Almost 350 striped uniforms worn by prisoners of the German Nazi concentration camp Auschwitz, including 250 tallitot, civilian and children's clothes belonging to camp victims, primarily Jews deported for extermination, will be transferred to the modernised textile warehouse. The project was financed by the Auschwitz-Birkenau Foundation.
'To date, the camp clothes were folded and stored in boxes, while the tallitot were rolled onto small diameter rollers mounted in wooden cabinets. Storing them in such conditions could cause damage and significant adverse effects to the preserved fabrics. Therefore, in 2014 we began works aimed at creating new warehouses for textiles, and which the major task was the construction of specialised cabinets for storing textiles that complied with all conservation requirements,' said Magdalena Emilewicz-Pióro, a conservator and deputy head of the Collections.
The specialised cabinets are lockable, lightweight and safe, made from non-flammable materials that are non-reactive with historical objects. 'The cabinets are equipped with various storage systems for textiles, such as rollers, drawers and shelves. The cabinets were designed for the storage of specific types of objects,' said Hanna Kubik who coordinated the project in the Museum.

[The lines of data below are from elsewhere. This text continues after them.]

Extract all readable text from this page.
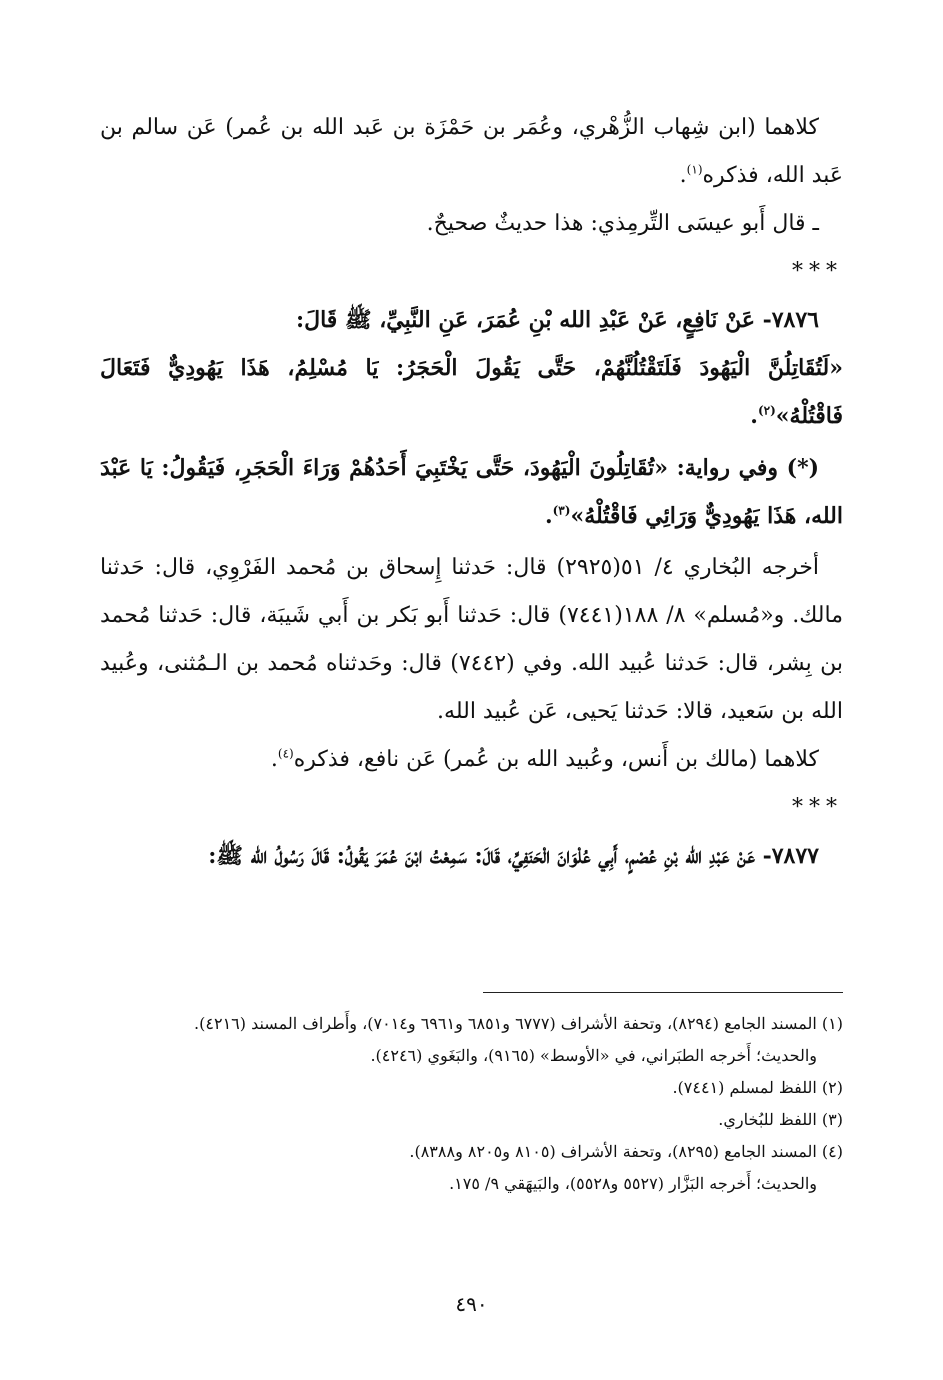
كلاهما (ابن شِهاب الزُّهْري، وعُمَر بن حَمْزَة بن عَبد الله بن عُمر) عَن سالم بن عَبد الله، فذكره$^{(١)}$.

ـ قال أَبو عيسَى التِّرمِذي: هذا حديثٌ صحيحٌ.

***

٧٨٧٦- عَنْ نَافِعٍ، عَنْ عَبْدِ الله بْنِ عُمَرَ، عَنِ النَّبِيِّ، ﷺ قَالَ:

«لَتُقَاتِلُنَّ الْيَهُودَ فَلَتَقْتُلُنَّهُمْ، حَتَّى يَقُولَ الْحَجَرُ: يَا مُسْلِمُ، هَذَا يَهُودِيٌّ فَتَعَالَ فَاقْتُلْهُ»$^{(٢)}$.

(*) وفي رواية: «تُقَاتِلُونَ الْيَهُودَ، حَتَّى يَخْتَبِيَ أَحَدُهُمْ وَرَاءَ الْحَجَرِ، فَيَقُولُ: يَا عَبْدَ الله، هَذَا يَهُودِيٌّ وَرَائِي فَاقْتُلْهُ»$^{(٣)}$.

أخرجه البُخاري ٤/ ٥١(٢٩٢٥) قال: حَدثنا إِسحاق بن مُحمد الفَرْوِي، قال: حَدثنا مالك. و«مُسلم» ٨/ ١٨٨(٧٤٤١) قال: حَدثنا أَبو بَكر بن أَبي شَيبَة، قال: حَدثنا مُحمد بن بِشر، قال: حَدثنا عُبيد الله. وفي (٧٤٤٢) قال: وحَدثناه مُحمد بن الـمُثنى، وعُبيد الله بن سَعيد، قالا: حَدثنا يَحيى، عَن عُبيد الله.

كلاهما (مالك بن أَنس، وعُبيد الله بن عُمر) عَن نافع، فذكره$^{(٤)}$.

***

٧٨٧٧- عَنْ عَبْدِ الله بْنِ عُصْمٍ، أَبِي عُلْوَانَ الْحَنَفِيِّ، قَالَ: سَمِعْتُ ابْنَ عُمَرَ يَقُولُ: قَالَ رَسُولُ الله ﷺ:

(١) المسند الجامع (٨٢٩٤)، وتحفة الأشراف (٦٧٧٧ و٦٨٥١ و٦٩٦١ و٧٠١٤)، وأَطراف المسند (٤٢١٦).

والحديث؛ أَخرجه الطبَراني، في «الأوسط» (٩١٦٥)، والبَغَوي (٤٢٤٦).

(٢) اللفظ لمسلم (٧٤٤١).

(٣) اللفظ للبُخاري.

(٤) المسند الجامع (٨٢٩٥)، وتحفة الأشراف (٨١٠٥ و٨٢٠٥ و٨٣٨٨).

والحديث؛ أَخرجه البَزَّار (٥٥٢٧ و٥٥٢٨)، والبَيهَقي ٩/ ١٧٥.

٤٩٠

'Consequently, we will be able to minimise the destructive process of these highly sensitive objects,' added Emilewicz-Pióro.
Additionally, the storage rooms equipped with a fire-extinguishing system that is safe for the Collections have been renovated.
The recently completed modernisation of these warehouses is part of large-scale investments aimed at ensuring maximum safety of the archives and collections, constituting material evidence of victims of the former German Nazi concentration and extermination camp Auschwitz. Previously, changes were effected to the storage system for suitcases.